Friday, 27 April 1979

Your Excellency,
Dear Professors,

Allow me first of all to express the great joy I feel today on receiving you here today for the official presentation of the Typical Edition of the New Vulgate version of the Bible. Mine is the same joy as is felt by one who can at last gather an abundant harvest, which was the object of long and loving care.

At this moment, my thought cannot but go to the figure of the unforgettable Pope Paul VI, to whom is due all the merit and the honour for having undertaken this initiative, happily completed today, with the definitive publication, and for having followed and encouraged it, leading it to the threshold of its fulfilment. As a result of his sudden death and the even more unexpected death of the late Pope John Paul I, it has fallen upon me to promulgate for the whole Church the result of a labour which entirely preceded my pontificate.

In any case, let our thanks go to the Lord, who never leaves his works unfinished.

But special thanks go to you, leaders and members of the Pontifical Commission for the New Vulgate, and to all those who have put their competence, their time, their love, at the service of this enterprise, which is both a scientific and a pastoral one. You have long lavished your specialized knowledge and your indefatigable energies on behalf of a work, which will certainly remain for a long time as an eloquent sign of the careful solicitude of the Church for that written Divine Word, "from (whose) fullness have we all received" (Jn 1: 16), since it is "the message of salvation" (Acts 13:26).
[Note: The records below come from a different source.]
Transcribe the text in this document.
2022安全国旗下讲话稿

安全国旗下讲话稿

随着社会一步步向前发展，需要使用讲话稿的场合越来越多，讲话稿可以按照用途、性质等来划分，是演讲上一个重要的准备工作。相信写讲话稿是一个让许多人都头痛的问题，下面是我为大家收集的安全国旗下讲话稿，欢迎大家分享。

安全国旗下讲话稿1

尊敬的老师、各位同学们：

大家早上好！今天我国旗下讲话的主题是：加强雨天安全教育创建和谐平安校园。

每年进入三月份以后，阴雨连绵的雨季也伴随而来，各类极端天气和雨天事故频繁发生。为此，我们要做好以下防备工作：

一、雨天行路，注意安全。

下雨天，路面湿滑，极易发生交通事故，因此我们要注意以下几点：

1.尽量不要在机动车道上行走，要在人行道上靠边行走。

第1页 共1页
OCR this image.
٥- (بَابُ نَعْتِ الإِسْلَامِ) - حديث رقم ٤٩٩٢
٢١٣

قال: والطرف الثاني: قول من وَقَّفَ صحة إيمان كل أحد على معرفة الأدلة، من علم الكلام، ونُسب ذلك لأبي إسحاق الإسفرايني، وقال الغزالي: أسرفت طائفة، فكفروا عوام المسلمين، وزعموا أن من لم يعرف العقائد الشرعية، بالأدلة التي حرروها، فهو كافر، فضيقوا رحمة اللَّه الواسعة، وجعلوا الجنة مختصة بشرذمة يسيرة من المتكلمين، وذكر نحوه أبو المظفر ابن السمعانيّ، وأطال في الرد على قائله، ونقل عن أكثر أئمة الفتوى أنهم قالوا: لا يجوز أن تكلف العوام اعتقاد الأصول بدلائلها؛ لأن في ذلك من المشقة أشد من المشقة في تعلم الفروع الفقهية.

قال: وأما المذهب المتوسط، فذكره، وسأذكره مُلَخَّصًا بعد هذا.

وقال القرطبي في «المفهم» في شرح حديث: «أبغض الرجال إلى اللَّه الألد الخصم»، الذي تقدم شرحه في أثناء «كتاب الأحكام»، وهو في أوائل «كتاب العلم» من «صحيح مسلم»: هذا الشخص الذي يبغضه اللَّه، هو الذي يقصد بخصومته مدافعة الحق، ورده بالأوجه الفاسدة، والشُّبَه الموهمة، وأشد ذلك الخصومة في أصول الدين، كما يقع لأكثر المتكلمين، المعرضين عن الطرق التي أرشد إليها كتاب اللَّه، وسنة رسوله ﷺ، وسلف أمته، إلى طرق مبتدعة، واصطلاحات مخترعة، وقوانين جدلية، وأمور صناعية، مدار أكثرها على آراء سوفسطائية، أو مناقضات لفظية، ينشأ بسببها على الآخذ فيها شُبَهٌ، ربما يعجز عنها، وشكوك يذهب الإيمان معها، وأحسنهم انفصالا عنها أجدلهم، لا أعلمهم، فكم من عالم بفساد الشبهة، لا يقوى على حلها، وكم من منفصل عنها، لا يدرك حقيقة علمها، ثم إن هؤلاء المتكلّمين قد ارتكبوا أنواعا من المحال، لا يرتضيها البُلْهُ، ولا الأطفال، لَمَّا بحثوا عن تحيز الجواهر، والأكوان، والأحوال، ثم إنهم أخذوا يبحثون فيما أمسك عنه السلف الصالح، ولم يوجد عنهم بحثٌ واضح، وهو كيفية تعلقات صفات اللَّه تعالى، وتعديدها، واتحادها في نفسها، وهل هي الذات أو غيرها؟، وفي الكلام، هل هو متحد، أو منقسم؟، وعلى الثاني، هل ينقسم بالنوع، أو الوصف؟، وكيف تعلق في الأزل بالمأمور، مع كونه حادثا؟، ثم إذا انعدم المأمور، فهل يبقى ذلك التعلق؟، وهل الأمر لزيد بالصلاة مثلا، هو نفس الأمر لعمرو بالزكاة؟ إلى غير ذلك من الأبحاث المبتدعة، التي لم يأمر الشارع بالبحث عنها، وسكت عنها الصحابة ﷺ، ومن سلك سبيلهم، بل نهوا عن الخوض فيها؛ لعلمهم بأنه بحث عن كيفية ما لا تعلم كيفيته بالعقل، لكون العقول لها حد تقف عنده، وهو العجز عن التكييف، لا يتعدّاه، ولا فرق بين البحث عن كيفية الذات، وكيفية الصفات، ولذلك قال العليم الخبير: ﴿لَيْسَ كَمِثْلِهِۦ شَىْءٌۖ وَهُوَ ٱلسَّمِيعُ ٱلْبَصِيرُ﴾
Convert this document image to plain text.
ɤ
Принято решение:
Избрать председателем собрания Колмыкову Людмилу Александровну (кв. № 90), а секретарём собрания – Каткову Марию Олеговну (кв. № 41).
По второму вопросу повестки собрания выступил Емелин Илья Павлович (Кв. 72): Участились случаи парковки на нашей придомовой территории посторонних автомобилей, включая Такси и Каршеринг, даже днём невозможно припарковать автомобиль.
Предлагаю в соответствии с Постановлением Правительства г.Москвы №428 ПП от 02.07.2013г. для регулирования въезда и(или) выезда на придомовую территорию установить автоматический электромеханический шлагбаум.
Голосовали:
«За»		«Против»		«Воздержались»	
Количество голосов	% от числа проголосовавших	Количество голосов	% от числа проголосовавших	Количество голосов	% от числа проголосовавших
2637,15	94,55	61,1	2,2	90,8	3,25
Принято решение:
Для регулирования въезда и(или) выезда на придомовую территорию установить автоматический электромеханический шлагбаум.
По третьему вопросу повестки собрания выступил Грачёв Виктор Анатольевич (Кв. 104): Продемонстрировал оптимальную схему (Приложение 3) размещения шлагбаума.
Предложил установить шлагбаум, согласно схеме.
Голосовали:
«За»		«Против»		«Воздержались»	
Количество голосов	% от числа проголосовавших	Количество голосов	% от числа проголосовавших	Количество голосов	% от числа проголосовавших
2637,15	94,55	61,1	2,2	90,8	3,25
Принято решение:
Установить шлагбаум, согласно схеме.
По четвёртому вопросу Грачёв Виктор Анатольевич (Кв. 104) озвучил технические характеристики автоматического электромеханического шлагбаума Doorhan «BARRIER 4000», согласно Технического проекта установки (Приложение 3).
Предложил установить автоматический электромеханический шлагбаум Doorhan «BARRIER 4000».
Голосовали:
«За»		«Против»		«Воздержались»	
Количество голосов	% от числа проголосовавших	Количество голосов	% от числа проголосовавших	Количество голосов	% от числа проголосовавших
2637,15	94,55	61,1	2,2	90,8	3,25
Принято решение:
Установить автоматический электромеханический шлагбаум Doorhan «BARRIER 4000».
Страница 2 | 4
With the New Vulgate, the sons of the Church have now in their hands an additional instrument which, especially in the celebration of the Sacred Liturgy, will encourage a more certain and more precise approach to the sources of Revelation, offering itself also to scientific studies as an impressive new point of reference.

If you allow me, I like to think that St Jerome also is pleased with this labour! The New Vulgate, in fact, is not only in the line of continuity more than of surpassing the work he carried out, but is also the product of an equal precision and an equal passion. Furthermore, the new linguistic and exegetical knowledge confer on the new version a stamp of reliability certainly not inferior to St Jerome's version, which stood the test of a millennium and a half of history.

Certainly Jerome remains a master of doctrine and also of the Latin language, as well as of the spiritual life. He who, on the instructions of Pope Damasus, dedicated his whole life to study and meditation of the sacred text, certainly knows how much it costs, but also how exalting it is, to study the Scriptures lovingly. And it is certainly to be hoped that there will take place for many Christians what happened to him, and certainly also to you, according to his words to the virgin Eustochium: "Tenenti codicem somnus obrepat, et cadentem faciem pagina sancta suscipiat!" (Epist. 22, ad Eust).

My wish is that this work which you have completed will be really fruitful for the life of the Church and that it will encourage more and more the salutary meeting of the faithful with the Lord, helping to satisfy that "thirst for the word" of which the prophet Amos speaks (8:11) and which seems particularly acute in our days.

Let my cordial Apostolic Blessing accompany all of you as a sign of renewed gratitude and benevolence, and as a token of the abundant favours of the Lord, who knows how to reward his servants adequately.